Inclusion Criteria:
* Participants who have fully understood the study, able and willing to comply with all study procedures, and voluntarily sign written ICF;
* Female participants aged 18-60 years (inclusive) at the time of signing the ICF;
* Persistent HPV16 infection, defined as virologically confirmed HPV16 positivity persisting for ≥ 6 months before screening (e.g., participants must provide investigator-approved evidence of HPV16 infection ≥ 6 months prior to screening and be HPV16 positive at the time of screening);
* Participants must have a confirmed cytological results of atypical squamous cells cannot exclude high-grade squamous intraepithelial lesion (ASC-H) or high-grade squamous intraepithelial lesion (HSIL) at the time of screening (histopathological confirmed cervical/vaginal/vulvar LSIL are acceptable but not required);
* Satisfactory colposcopy at screening;
* Normal major organ functions at screening;
* Women of child-bearing potential must have a negative serum pregnancy test result at screening. All WOCBP participants agree to voluntarily use effective contraception, from signing the ICF to the end of the study.

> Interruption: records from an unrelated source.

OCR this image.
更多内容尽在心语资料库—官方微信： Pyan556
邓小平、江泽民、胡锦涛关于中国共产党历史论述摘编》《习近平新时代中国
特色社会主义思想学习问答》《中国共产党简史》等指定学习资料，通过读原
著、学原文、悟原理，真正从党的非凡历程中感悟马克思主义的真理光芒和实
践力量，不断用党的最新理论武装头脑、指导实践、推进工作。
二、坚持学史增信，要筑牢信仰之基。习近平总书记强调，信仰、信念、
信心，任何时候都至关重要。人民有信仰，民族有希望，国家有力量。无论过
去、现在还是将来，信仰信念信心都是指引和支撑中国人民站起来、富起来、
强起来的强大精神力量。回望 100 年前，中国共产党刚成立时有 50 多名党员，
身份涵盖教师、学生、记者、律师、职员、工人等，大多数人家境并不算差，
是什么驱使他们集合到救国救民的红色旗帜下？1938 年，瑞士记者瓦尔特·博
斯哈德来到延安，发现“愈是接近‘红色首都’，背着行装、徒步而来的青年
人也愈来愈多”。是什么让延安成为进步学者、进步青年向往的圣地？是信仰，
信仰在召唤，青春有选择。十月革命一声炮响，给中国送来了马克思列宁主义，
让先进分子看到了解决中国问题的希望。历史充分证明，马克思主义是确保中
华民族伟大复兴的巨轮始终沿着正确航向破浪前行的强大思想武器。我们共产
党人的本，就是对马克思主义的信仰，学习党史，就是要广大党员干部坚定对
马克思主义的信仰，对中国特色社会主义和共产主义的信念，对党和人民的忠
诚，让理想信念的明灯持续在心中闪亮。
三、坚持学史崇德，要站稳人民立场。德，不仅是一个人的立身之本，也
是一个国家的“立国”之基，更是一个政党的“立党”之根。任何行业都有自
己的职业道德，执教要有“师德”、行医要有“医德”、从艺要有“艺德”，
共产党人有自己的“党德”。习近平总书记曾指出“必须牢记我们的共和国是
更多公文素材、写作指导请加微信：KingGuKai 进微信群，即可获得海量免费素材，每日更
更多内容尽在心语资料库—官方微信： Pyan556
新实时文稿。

In addition, female participants must agree not to donate eggs during this period.
Exclusion Criteria:
* Histopathological confirmed high-grade cervical, vulvar, vaginal or anal intraepithelial lesions (including endocervical adenocarcinoma-in-situ \[AIS\]) or invasive cancer, OR cervical cytology results showing squamous cell carcinoma (SCC), atypical glandular cells (AGC), or AIS at screening;
* Negative for HPV16 as confirmed by real-time quantitative polymerase chain reaction (RT-qPCR) at screening;
* Comorbid infectious diseases, such as acute pelvic inflammatory disease, urinary tract infection, or other active infections requiring systemic treatment prior to the first injection;
* Participants with unresolved vaginal/cervical conditions prior to the first injection that could affect clinical response (e.g., common sexually transmitted infections such as gonorrhoea, genital herpes, etc.);
* Positive serological test results at screening for human immunodeficiency virus (HIV), treponema pallidum antibody, or hepatitis B virus surface antigen (HBsAg) positive; or hepatitis C virus antibody (HCV-Ab) positive and hepatitis C virus (HCV) ribonucleic acid (RNA) quantitative \> the lower limit of the positive detection value of the study site;
* Significant abnormalities at the screening ECG, including QTc interval \> 470 msec (average of triplicate measurements corrected for heart rate using Fridericia's formula), or history/presence of clinical symptoms of cardiac diseases that is not well controlled, such as New York Heart Association (NYHA) Class 2 or higher heart failure, unstable angina, myocardial infarction within the past 6 months, and clinically significant supraventricular or ventricular arrhythmia requiring treatment or intervention;
* Systemic corticosteroid use (e.g., \> 10 mg/day prednisone for \> 1 week) within 30 days before screening, excluding hormone replacement therapy and local/topical use (e.g., ocular, intratracheal);
* Immunosuppressant use (\> 1 week) within 30 days or 5 drug half-lives (whichever is longer) before screening (including but not limited to cyclosporine, tacrolimus, azathioprine, 6-mercaptopurine, or antilymphocyte globulin);
* Current or planned use of disease-modifying antirheumatic drugs (DMARDs, e.g., azathioprine, cyclophosphamide, cyclosporine, methotrexate) or biologic DMARDs (e.g., infliximab, adalimumab, etanercept) during the study;
* Received any vaccine (other than HPV prophylactic vaccines) within 8 weeks before screening or plan to receive any vaccine during the study;
* History of therapeutic HPV vaccination.